HACKER Q&A
📣 glouwbug

Why don't non-relational databases just treat rows as files?


Assuming the operating system's file system is built on some B+tree, the filename is the key (a UUID) and IO calls like fopen() and fclose() will have O(logn) access time. Files, while being modified, can be locked to prevent race conditions. Yes, there is inode overhead (1 million files in a folder is ~40MB), but I'm not using a 1994 desktop machine anymore.

What am I missing?


  👤 PaulHoule Accepted Answer ✓
I learned never to trust locks in real POSIX environments. There's a tradeoff being protecting integrity and liveness and the UNIX culture is to prefer liveness.

In Microsoft Windows locks have a lot more authority, such that it is possible for two Windows machines to connect to a Microsoft Access database (file-based, a lot like sqllite) over a file share and not conflict with each other.

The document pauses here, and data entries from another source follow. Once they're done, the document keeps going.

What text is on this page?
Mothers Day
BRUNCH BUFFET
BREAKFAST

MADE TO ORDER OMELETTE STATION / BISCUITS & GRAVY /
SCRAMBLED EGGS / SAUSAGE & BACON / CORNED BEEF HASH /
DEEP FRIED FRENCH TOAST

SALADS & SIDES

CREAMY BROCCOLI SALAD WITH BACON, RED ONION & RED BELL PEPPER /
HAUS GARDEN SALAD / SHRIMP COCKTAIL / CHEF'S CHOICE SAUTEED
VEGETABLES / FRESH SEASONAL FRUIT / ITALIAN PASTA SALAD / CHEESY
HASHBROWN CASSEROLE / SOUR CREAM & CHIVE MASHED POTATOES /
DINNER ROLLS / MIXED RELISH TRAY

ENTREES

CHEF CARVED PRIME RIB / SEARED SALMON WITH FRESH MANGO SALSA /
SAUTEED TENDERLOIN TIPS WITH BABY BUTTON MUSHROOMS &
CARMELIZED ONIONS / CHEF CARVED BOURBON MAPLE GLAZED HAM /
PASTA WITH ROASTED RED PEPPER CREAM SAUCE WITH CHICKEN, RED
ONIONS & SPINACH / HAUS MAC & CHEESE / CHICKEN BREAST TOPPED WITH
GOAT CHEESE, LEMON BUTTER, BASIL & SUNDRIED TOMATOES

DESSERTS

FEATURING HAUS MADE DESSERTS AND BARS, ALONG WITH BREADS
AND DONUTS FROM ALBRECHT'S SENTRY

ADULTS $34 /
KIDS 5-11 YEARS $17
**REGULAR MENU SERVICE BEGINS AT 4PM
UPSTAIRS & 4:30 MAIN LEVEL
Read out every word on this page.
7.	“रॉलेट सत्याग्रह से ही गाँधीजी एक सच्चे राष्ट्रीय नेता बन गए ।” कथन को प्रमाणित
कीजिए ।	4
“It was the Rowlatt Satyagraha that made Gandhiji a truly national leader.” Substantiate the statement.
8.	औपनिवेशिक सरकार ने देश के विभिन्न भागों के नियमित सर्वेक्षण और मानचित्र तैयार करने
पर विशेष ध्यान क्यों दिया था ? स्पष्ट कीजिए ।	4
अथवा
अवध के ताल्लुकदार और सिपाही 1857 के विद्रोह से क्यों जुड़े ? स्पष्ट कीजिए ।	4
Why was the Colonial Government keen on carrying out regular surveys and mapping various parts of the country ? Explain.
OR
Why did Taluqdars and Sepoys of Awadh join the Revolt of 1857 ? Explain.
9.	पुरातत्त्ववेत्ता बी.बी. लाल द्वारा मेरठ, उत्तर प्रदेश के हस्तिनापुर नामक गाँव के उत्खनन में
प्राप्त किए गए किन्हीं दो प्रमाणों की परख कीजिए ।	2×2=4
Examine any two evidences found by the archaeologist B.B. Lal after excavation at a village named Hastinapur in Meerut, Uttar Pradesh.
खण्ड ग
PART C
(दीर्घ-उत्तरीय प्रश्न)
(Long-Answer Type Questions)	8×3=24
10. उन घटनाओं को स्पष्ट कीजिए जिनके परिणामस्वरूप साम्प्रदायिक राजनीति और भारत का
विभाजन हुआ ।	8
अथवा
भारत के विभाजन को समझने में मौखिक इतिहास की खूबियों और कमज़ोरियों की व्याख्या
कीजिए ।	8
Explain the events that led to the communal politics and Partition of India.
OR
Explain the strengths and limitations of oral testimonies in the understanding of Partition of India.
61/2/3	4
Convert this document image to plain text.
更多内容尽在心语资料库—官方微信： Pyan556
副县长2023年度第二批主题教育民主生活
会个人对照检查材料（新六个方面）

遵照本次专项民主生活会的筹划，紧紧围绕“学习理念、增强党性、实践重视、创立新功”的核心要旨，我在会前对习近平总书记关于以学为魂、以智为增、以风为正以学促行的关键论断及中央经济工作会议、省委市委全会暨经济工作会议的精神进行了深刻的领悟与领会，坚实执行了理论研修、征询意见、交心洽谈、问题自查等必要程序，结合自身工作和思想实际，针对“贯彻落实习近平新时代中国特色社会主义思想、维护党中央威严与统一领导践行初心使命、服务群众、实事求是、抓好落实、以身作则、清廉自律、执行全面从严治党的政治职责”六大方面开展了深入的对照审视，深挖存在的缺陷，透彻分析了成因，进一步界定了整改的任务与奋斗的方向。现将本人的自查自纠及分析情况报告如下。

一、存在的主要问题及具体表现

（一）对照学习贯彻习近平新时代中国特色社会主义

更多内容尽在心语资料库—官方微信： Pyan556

Windows machines go out to lunch a lot waiting for locks to clear so that is your tradeoff.


👤 prirun
File systems usually allocate space in 4K chunks. If every row is a file, every row will have an average wasted space of 2K.

Also, read/write efficiency decreases by an average of 50% because of this wasted space. It's similar to why backup programs (I'm the author of HashBackup) seem to go so slow on small files: if the average file size is 96 bytes, 4000 bytes (more than 97%) of I/O time is wasted reading such small files.


👤 vivegi
Please read about I/O, memory and cache hierarchy. If you access a hot row, 10,000 times in a minute, that would be 10k fopens() / fcntl() / fclose() calls. Benchmark that in a C program and also benchmark pre-allocated memory page access with a cache in a loop 10k times.

That is just reads.

If you include writes + transaction logs + join queries etc., individual files become unwieldy very soon.